Olivia keluar dari dapur dengan membawa setumpuk piring ke meja makan. Ia berpapasan dengan Carmela. Gadis remaja itu sudah berseragam rapi.
“Mandi, Mbak,” ujar Carmela.
Olivia mengangguk. Carmela kemudian menggantikan pekerjaan Olivia menata piring di meja makan.
“Jangan lupa bikin minum,” pesan Olivia sebelum menapaki anak tangga.

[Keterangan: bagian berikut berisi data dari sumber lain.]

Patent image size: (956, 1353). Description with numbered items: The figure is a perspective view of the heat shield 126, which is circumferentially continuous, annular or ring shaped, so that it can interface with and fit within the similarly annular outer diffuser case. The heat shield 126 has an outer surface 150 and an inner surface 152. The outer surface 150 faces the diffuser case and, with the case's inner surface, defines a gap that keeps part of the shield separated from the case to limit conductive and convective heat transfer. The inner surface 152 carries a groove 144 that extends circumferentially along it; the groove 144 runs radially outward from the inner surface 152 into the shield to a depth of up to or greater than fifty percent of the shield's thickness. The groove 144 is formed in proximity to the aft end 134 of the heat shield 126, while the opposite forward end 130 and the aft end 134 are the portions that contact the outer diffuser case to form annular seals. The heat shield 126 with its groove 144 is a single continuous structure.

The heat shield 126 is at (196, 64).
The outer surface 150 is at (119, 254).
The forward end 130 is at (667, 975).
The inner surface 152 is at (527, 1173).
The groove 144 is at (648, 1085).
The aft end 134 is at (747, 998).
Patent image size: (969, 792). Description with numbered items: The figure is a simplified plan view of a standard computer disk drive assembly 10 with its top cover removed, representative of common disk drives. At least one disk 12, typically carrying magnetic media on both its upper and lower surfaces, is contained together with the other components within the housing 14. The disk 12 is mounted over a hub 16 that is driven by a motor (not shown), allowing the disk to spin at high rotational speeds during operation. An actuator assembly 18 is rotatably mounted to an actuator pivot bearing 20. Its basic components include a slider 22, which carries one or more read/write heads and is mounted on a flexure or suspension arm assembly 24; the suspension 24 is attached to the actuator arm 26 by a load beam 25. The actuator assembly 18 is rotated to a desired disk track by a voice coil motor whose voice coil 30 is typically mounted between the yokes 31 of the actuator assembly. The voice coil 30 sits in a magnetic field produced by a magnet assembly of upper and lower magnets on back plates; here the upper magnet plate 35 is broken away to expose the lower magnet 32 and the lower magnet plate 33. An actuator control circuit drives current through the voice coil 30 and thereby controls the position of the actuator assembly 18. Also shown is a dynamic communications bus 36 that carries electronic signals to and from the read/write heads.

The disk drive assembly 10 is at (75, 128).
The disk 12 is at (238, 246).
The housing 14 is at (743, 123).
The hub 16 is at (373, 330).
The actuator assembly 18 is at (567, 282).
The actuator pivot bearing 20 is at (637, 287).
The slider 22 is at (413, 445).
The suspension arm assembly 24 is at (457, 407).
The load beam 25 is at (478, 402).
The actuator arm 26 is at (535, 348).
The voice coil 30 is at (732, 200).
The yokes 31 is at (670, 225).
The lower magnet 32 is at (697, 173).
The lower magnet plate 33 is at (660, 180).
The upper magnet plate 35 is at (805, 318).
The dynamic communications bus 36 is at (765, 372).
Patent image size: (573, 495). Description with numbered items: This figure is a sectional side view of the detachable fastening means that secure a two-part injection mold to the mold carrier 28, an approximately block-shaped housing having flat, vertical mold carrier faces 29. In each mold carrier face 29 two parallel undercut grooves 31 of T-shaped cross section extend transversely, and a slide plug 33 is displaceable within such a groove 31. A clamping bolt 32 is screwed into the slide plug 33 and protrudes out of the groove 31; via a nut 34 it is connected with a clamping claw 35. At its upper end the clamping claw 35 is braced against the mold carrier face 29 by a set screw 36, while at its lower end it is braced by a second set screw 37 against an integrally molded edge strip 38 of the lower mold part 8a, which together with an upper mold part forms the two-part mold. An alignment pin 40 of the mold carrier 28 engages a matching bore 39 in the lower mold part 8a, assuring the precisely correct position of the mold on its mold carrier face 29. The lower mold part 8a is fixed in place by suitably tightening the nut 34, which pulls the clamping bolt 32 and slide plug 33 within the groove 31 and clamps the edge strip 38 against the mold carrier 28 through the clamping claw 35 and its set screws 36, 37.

Mereka tampak seperti keluarga yang ‘wajar’, walaupun masih ada sisa-sisa suasana dingin. Terutama sikap Maxi dan Carmela yang seolah kompak hanya bersuara seperlunya saja. Ditambah dengan Arlena yang terlihat masih canggung berada di tengah keluarganya sendiri. Kehadiran Prima-lah yang menghangatkan ruangan itu. Diam-diam Arlena merasa lega karena kelihatannya Prima menuruti ucapannya agar tidak bekerja dulu hari ini.
“Nanti Papa ikut antar Mela ke sekolah, ya?” ujar Prima.
Carmela dan Maxi bertatapan sejenak.
“Masa boncengan bertiga?” Carmela mengangkat alis, menatap ayahnya.
“Ya, pakai mobil-lah, Mel...,” senyum Prima.
Sekarang ganti Olivia dan Maxi yang saling bertatapan. Sejak hari Rabu kemarin, Olivia berangkat ke kantor dengan menyetir sendiri mobil Prima. Terlalu ruwet kalau harus mengandalkan Maxi. Carmela sendiri sebenarnya juga sudah bermaksud naik ojek saja, tapi Maxi menolak mentah-mentah keinginan Carmela.
“Mas masih bisa antar-jemput kamu, Mel,” tegas Maxi, membuat Carmela tak punya pilihan lain kecuali menuruti saja ucapan abangnya itu.
“Pakai saja mobil Mama,” celetuk Arlena. “Jadi Livi tetap berangkat pakai mobil Papa.”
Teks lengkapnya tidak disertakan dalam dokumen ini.